Misère, déjà la Saint-Valentin, pensez-vous? Encore la Saint-Valentin, toujours la Saint-Valentin? Cette fête qui nous oblige à être heureux-amoureux-fleur bleue pendant 24 heures chrono, en hérisse certainement plus d'un.

La preuve: notre sondage maison réalisé auprès de 1346 internautes la semaine dernière est sans équivoque. Je dirais même limpide. Une personne sur deux trouve la fête peu importante. C'est pas clair, ça? Alors, on passe à un autre appel? Et non. Misère. Bis. Notre sondage révèle aussi qu'une personne sur deux trouve le romantisme très important. Rapport, pensez-vous? Mais c'est que tout est là, chers lecteurs. Tout! C'est même là le noeud du problème. Je vous l'annonce: nous avons une relation schizophrène face à la Saint-Valentin. Parfaitement!

En effet, s'il est facile de dire, clamer même, haut et fort, pourquoi pas, que l'on n'aime pas la Saint-Valentin, parce que la fête incarne la quintessence de la kétainitude à laquelle jamais, au grand jamais, on ne voudrait s'associer, parce que le chocolat bon marché, pas bon du tout, non merci, il suffit que le jour J, donc, lors de ce fatidique 14 février honni, la voisine de bureau, elle, reçoive un magnifique bouquet de fleur, pour que tout à coup, crac, nos grands principes s'écrasent. Et moi? J'ai pas de bouquet, moi? Pourquoi j'ai pas de bouquet, moi? Avouez... De quoi détester encore plus cette journée.

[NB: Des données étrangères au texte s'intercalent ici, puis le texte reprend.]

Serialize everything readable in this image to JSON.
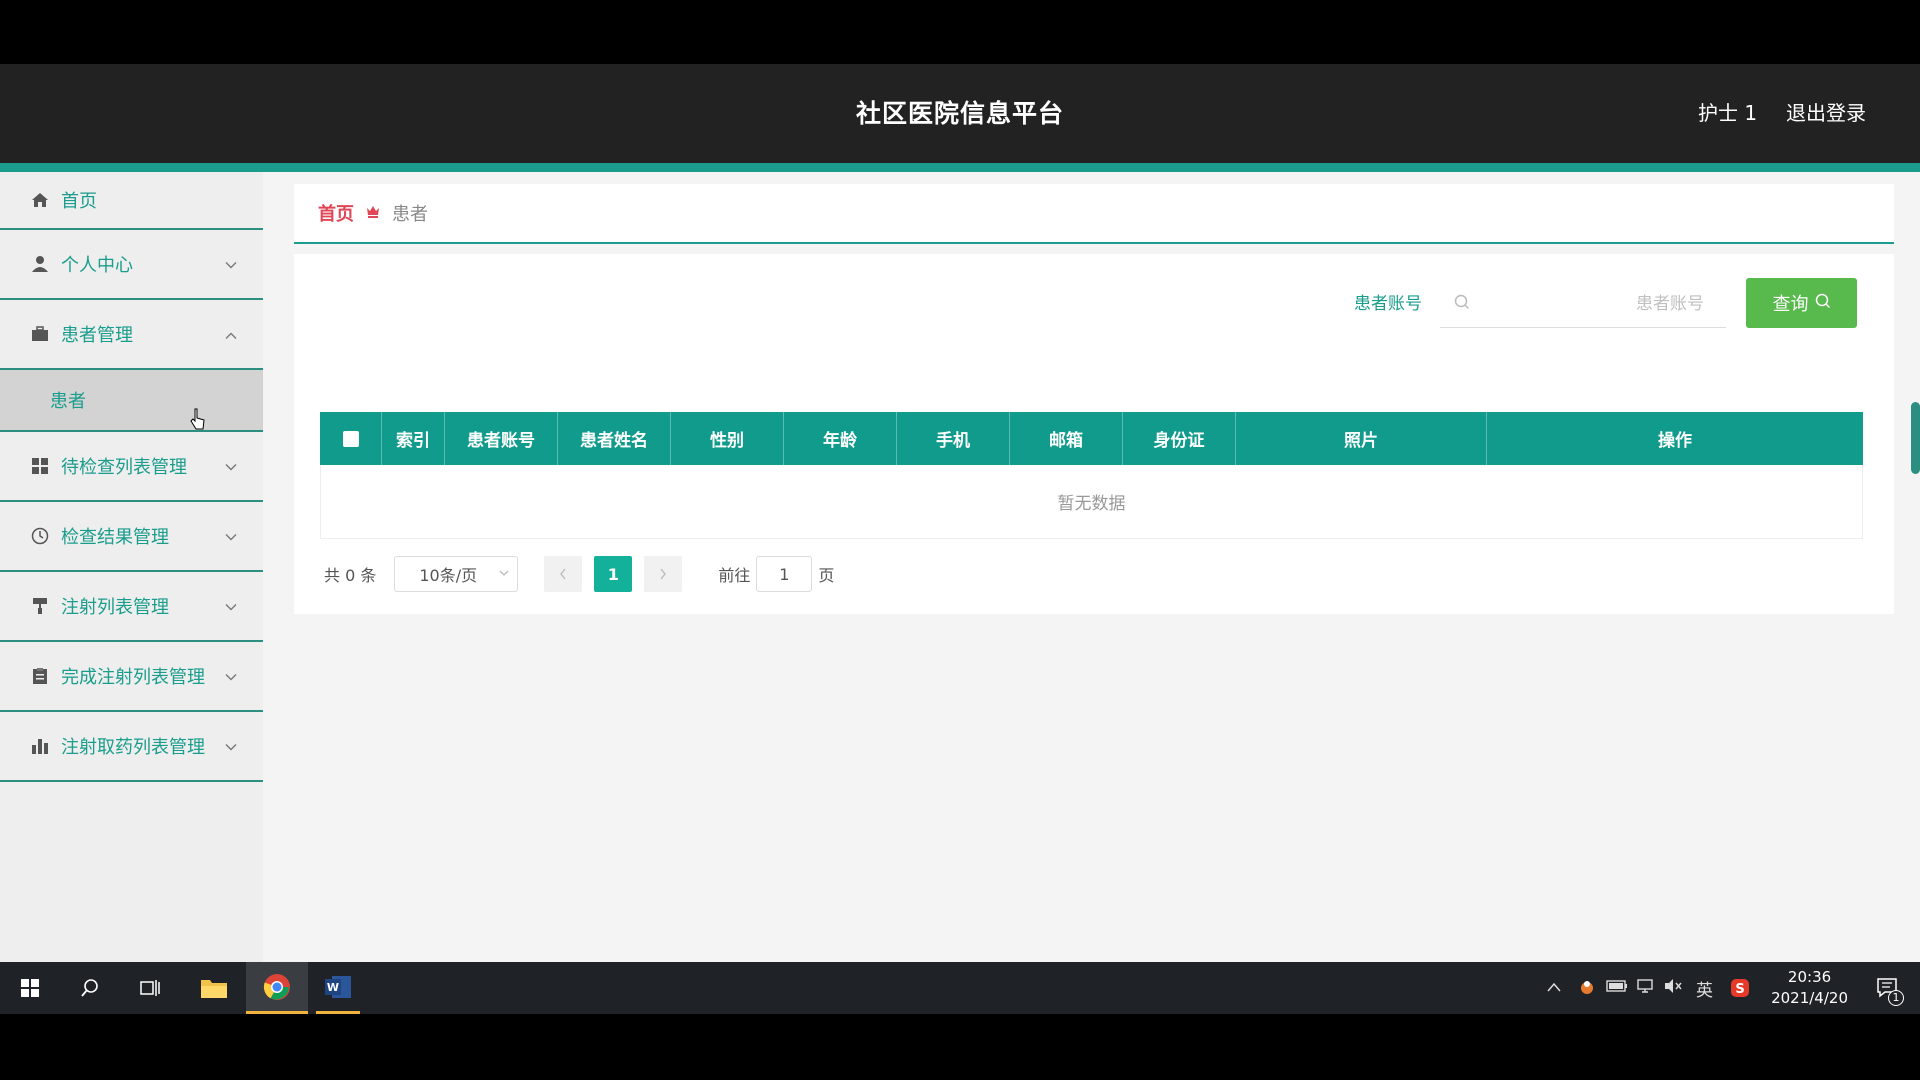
{
  "header": {
    "title": "社区医院信息平台",
    "user_name": "护士 1",
    "logout_label": "退出登录"
  },
  "sidebar": {
    "items": [
      {
        "label": "首页",
        "icon": "home-icon"
      },
      {
        "label": "个人中心",
        "icon": "user-icon"
      },
      {
        "label": "患者管理",
        "icon": "briefcase-icon",
        "expanded": true,
        "subitems": [
          {
            "label": "患者"
          }
        ]
      },
      {
        "label": "待检查列表管理",
        "icon": "grid-icon"
      },
      {
        "label": "检查结果管理",
        "icon": "clock-icon"
      },
      {
        "label": "注射列表管理",
        "icon": "paint-roller-icon"
      },
      {
        "label": "完成注射列表管理",
        "icon": "clipboard-icon"
      },
      {
        "label": "注射取药列表管理",
        "icon": "bar-chart-icon"
      }
    ]
  },
  "breadcrumb": {
    "home": "首页",
    "current": "患者"
  },
  "search": {
    "label": "患者账号",
    "placeholder": "患者账号",
    "button_label": "查询"
  },
  "table": {
    "columns": [
      "索引",
      "患者账号",
      "患者姓名",
      "性别",
      "年龄",
      "手机",
      "邮箱",
      "身份证",
      "照片",
      "操作"
    ],
    "empty_text": "暂无数据"
  },
  "pagination": {
    "total_text": "共 0 条",
    "page_size": "10条/页",
    "current_page": "1",
    "goto_label": "前往",
    "goto_value": "1",
    "page_suffix": "页"
  },
  "taskbar": {
    "time": "20:36",
    "date": "2021/4/20",
    "ime": "英",
    "notification_count": "1"
  },
  "colors": {
    "accent": "#1a9d8c",
    "header_bg": "#222222",
    "query_button": "#58b94c",
    "breadcrumb_home": "#e04756"
  }
}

Un journaliste du Globe & Mail a sondé sa confrérie Facebook la semaine dernière, pour en avoir le coeur net, et savoir enfin si ces dames, même les plus féministes de la gang, appréciaient le romantisme, les fleurs, la courtoisie, tout ça, quoi. Et toutes le confirment: bien sûr que si! Une professeure de philosophie féministe, Amy Mullin, de l'université de Toronto, confirme d'ailleurs que la question du romantisme et du féminisme «n'intéresse plus vraiment les féministes aujourd'hui». Bref, qu'on se le dise: toutes les femmes apprécient les petits gestes. «Les gars, il est peut-être temps de ramener au gout du jour l'esprit chevaleresque», sorte d'amour courtois, version 2010, conclut donc Micah Toub, dans un papier

éloquent: «Don't sweat it guys: chivalry ain't chauvinism».

Vrai, mais pas seulement (surtout pas!) à la Saint-Valentin, rétorque Jean-Sébastien Marsan, l'auteur de l'essai Les Québécois ne veulent plus draguer, aux Éditions de l'Homme. «Les québécois ont surinvesti la Saint-Valentin, dénonce-t-il. C'est devenu trop important, parce qu¹ils sont incompétents les 365 autres jours de l'année!» Un exemple? «Je t'aime, voilà un gros coeur Jean Coutu, allons passer la soirée dans un resto dont les murs sont entièrement tapissés de Cupidons. Yé?» Euh ... non merci? Dans un monde normal, dit-il, les couples devraient profiter de «toutes les petites occasions de l'année» pour se le dire. Et quant à la Saint-Valentin, elle devrait être «réservée» aux célibataires, conclut-il.